> I'll assume/hope it does. From now on (or, being pessimistic, until this
> "left" once again dissolves itself) I will assume that the task of
> would-be leftists is to explore how they will relate to this newly
> established left.
>
> It is called the Black Radical Congress.
If coherence is your criterion, a look at the conference agenda and speakers shows pretty conclusively that the BRC is no left either, but I would reject that criterion.
The BRC could lead to good things, in my view, but we've seen these sorts of conferences before. The possibility of those folks uniting seems remote. It would be nice to get some eyewitness feedback, since beneath the multiplicity of views and personalities, it is quite possible that some underlying organizational progress was made.
> I wonder if Wendy would try to impose her questions (or if most would try
> to impose their answers or non-answers) on ths Congress.
Probably not, since patronization of blacks is the rule for white lefts. "Impose" is probably the wrong word, since those folks are not going to be imposed upon.
Later, you said,
>>This is one of the ways (already imagined in my pessimistic imagination)
in which this beginning could fail. But a left *starting* out with a black
core has the best chance of becoming, *in reality* and not merely in good
intentions, a multi-"racial" left.>>
and elsewhere . . .
<<P.S. 2: Why is a Black-led mass movement so horrible and unimaginable to contemplate? Non-whites and women for a very long time have had to do the best they can within white-male led movements. Pretend I'm a female black marxist. What advice do you have for me?>>
Neither horrible nor unimaginable, though the definition of 'led' is important. My bet is that whites would support a leadership that was disproportionately black if it was also diverse, but they will never follow a Sharpton/ Farrakhan type setup which has no more than a few (if any) white stooges.
If you're a female black marxist, my advice is do what you know how to do: advance the interests of the class first.
Clearly a movement could start with a black core. What would make the difference is how they and we organized. A model in this light is the role of Jews in the Russian revolutionary movement. They had a disproportionately large role, but the message of the movement was universalistic, by and large, not an amalgam of nationalisms and other particularisms. There was less of Rev. Jackson's 'patchwork quilt' and more blanket.
Alternatively, I disagree that a movement could not start as white-only, for the same reason.

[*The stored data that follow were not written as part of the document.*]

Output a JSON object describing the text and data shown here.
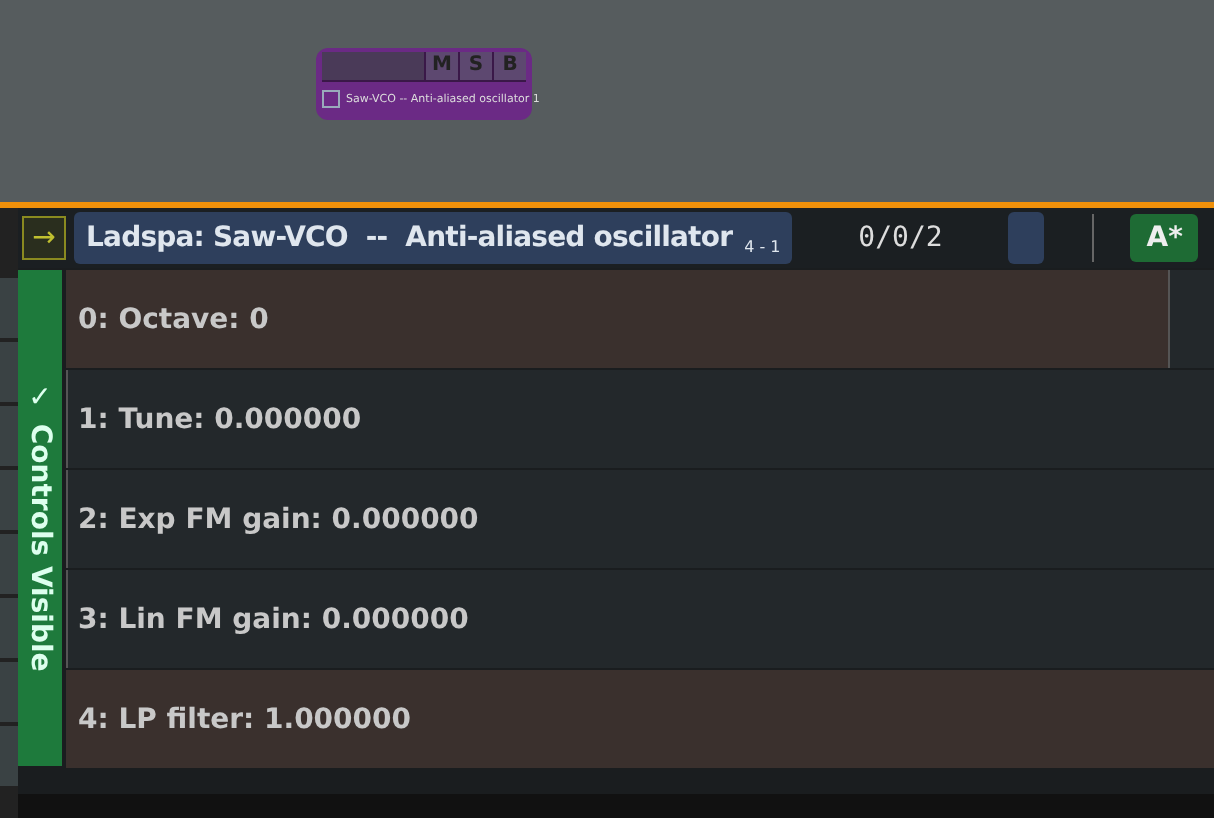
{
  "mini_plugin": {
    "buttons": [
      {
        "label": "M"
      },
      {
        "label": "S"
      },
      {
        "label": "B"
      }
    ],
    "checked": false,
    "name": "Saw-VCO -- Anti-aliased oscillator 1"
  },
  "header": {
    "arrow": "→",
    "title": "Ladspa: Saw-VCO  --  Anti-aliased oscillator",
    "ports": "4 - 1",
    "counter": "0/0/2",
    "automation": "A*"
  },
  "sidebar": {
    "label": "✓ Controls Visible"
  },
  "controls": [
    {
      "label": "0: Octave: 0",
      "level": 0.96
    },
    {
      "label": "1: Tune: 0.000000",
      "level": 0
    },
    {
      "label": "2: Exp FM gain: 0.000000",
      "level": 0
    },
    {
      "label": "3: Lin FM gain: 0.000000",
      "level": 0
    },
    {
      "label": "4: LP filter: 1.000000",
      "level": 1
    }
  ]
}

We seem to equate personal feelings with political behavior. In other words, a racist cannot be part of a non-racist or anti-racist movement. Meanwhile, we have some people saying most whites have always been racist, the proliferation of anti-racist activity by whites notwithstanding. I would suggest that workers are intelligent enough to understand when their material interests and their personal feelings are in conflict, and generally choose not to indulge their feelings when family well-being is at issue. The trick in class politics is to frame an appeal that elevates what is important and discounts what is counter-productive (e.g., racism). A black "core" could begin such an endeavor as well as anyone.

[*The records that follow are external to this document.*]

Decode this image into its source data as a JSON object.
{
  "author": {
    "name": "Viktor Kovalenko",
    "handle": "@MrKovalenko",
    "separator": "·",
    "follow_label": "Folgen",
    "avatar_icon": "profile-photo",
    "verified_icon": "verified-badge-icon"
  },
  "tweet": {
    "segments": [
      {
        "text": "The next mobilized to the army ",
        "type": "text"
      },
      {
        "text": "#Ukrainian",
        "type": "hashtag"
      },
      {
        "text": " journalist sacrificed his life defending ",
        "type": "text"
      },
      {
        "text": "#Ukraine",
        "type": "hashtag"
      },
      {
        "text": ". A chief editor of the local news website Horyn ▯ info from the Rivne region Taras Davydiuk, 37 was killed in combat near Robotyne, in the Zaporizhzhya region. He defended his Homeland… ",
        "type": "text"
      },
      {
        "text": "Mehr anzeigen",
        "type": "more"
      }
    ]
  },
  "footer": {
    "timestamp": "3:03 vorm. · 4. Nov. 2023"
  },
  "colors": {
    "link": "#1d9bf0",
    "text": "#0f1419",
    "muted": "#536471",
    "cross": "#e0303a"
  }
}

By contrast, some seem to advocate a movement which is framed as a rebuke to whites, whose point of departure is you're all racist and you need to come to terms with that. Even if this was true (which I doubt), it is stupid politics.
In some cases material interests may seem to reinforce race and other prejudice. I think such an argument is hard to sustain today, when everybody is getting screwed, albeit in different ways and to different degrees. That's the potential in the present period; oppression prevails in terms of class, not only race/gender/etc. Universal programs are under attack. White wages are down. All human labor is being devalued. White workers are not going to meet their economic goals by winning affirmative action cases, by segregating themselves, by busting the welfare system, or by shrinking government.
I've got experience too. I haven't spent all my years fox-hunting.